Under the Flag of the Rising Sun (Japan, 1972)

Somewhere around 1970-1971, the great director Kinji Fukasaku used his salary from Tora! Tora! Tora! (1970) to purchase the rights to Shoji Yuki’s novel, Under the Flag of the Rising Sun, which he then produced and released in 1972. The resulting film is a superb examination of the horrors of war and its lingering effects on the collective psychology of the Japanese nation. A deeply thought-provoking and visually astonishing piece, Under the Flag of the Rising Sun ushers a new phase in the director’s career, one which combines his well-recognized youthful rage with a newfound maturity of style that will result in some of the filmmaker’s most memorable creations.

The film revolves around WW2 widow, Sakie Togashi (Sachiko Hidari), who is desperately trying to unearth the true fate of her husband, Sgt. Katsuo Togashi (Tetsuro Tanba), during the war. For almost 20 years, Sakie has been unable to collect the pension entitled to her as a war widow because the records show her husband died a deserter. However, the records are questionable and the evidence incomplete. Condemned by the indifference of bureaucracy, Sakie has no choice but to investigate the truth herself. In an exemplary display of non-linear storytelling, Sakie manages to piece together the story of her husband through the inconsistent narratives of his comrades, who she painstakingly tracks down. Her discoveries far exceed her expectations, revealing both the atrocities and absurdities of war.

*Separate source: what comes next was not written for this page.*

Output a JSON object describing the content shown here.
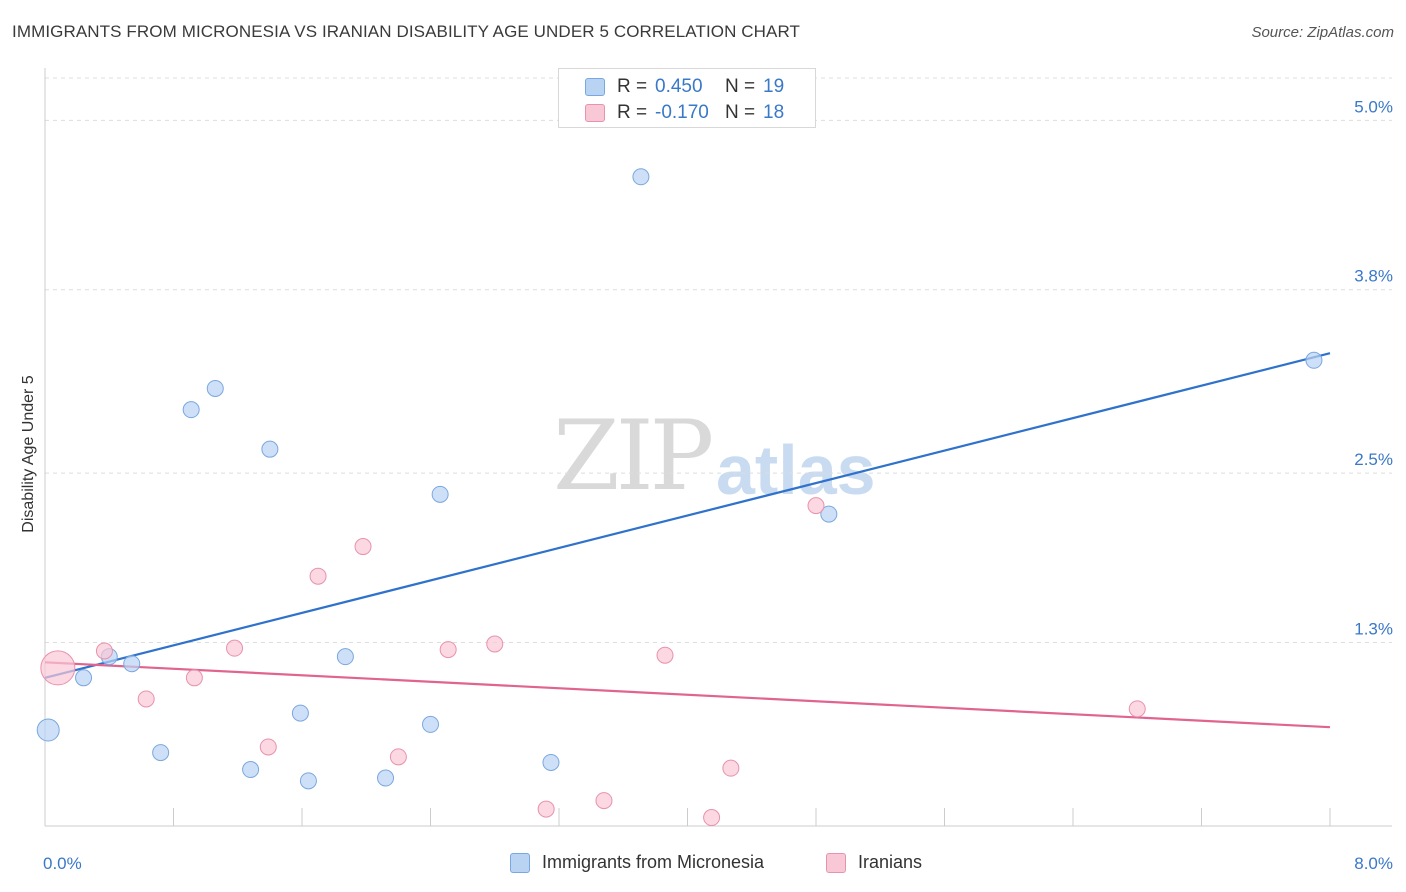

There’s a long history of Japanese cinema exploring the nation’s psychological fallout in the years immediately following World War II. Many classics come to mind: Kon Ichikawa’s The Burmese Harp (1956), Imamura’s Pigs and Battleship’s (1961), Masaki Kobayashi’s epic trilogy The Human Condition (1959-1961), Alain Resnais’ Hiroshima Mon Amour (1959), and even Isao Takahata’s animated masterpiece, Grave of the Fireflies (1988) – all films which reflect the complexity and diversity of the Japanese attitude towards the War. While much of Europe took to existentialism and its vague prescriptiveness, Japan remained contemplative, without easy answers to guide its postwar consciousness. The cinema and literature of the time attempted to understand not only the psyche of the Japanese as an individual, but that of the Japanese as a nation. The zeitgeist of the post-war years features an intricate blend of guilt, anger, shame, pride, and perseverance that is perhaps impossible to deconstruct – or even understand – by anyone but those who experienced it. 

From a certain point of view, Fukasaku’s cinematic career can be seen as a long Sisyphean struggle to deconstruct this complicated mix of feelings. It will come as no surprise to anyone familiar with the director’s biography that he had a very personal relationship with the war. Like many of his generation, Fukasaku felt betrayed by the hypocrisy and deception of the powers that be, a theme that features prominently in all his films up to the very end of his career. In Under the Flag of the Rising Sun, Sakie’s journey in post-war Japan is very much a journey of disillusionment towards the powers that be. She starts the film eagerly hoping for the emperor’s blessing and ends it with nothing but contempt for just that same thing. What begins as a fervent quest for honor (clearing her dead husband’s name), turns into a silent acquiescence while the widow walks defeated among the crowd in the closing scene of the film.

Of course, Sakie’s journey is only half of the story. The rest is spent in the trenches with the Japanese soldiers struggling to make do in the deteriorating state of the Army during the final days of the war. Here, Fukasaku pulls no punches. From petty theft to botched executions to outright cannibalism, Under the Flag of the Rising Sun contains some of the most terrifying scenes Fukasaku ever shot. The inclusion of actual war photographs into the film adds a whole new metafictional dimension to the narrative, serving as a prompt reminder that while the characters may be fictional, what they represent is 100% real. Stylistically, this is a culmination of everything the director had accomplished until this point. Far beyond simple experimentations with form and style, Fukasaku masterfully combines all the tools in his repertoire to deliver an ultra-real, heightened experience of the war. The black-and-white documentary style pays off, and so does his brief switch to color in two key moments during the war segments of the film.

Under the Flag of the Rising Sun is without a doubt one of Kinji Fukasaku’s best films, though sadly one that is often overlooked. Besides its ample artistic merits, the film stands as an invaluable remnant of a generation that has all but disappeared. In a world that grows increasingly dismissive of the past, it is important to occasionally revisit the lessons that people like Mr. Fukasaku are trying to impart.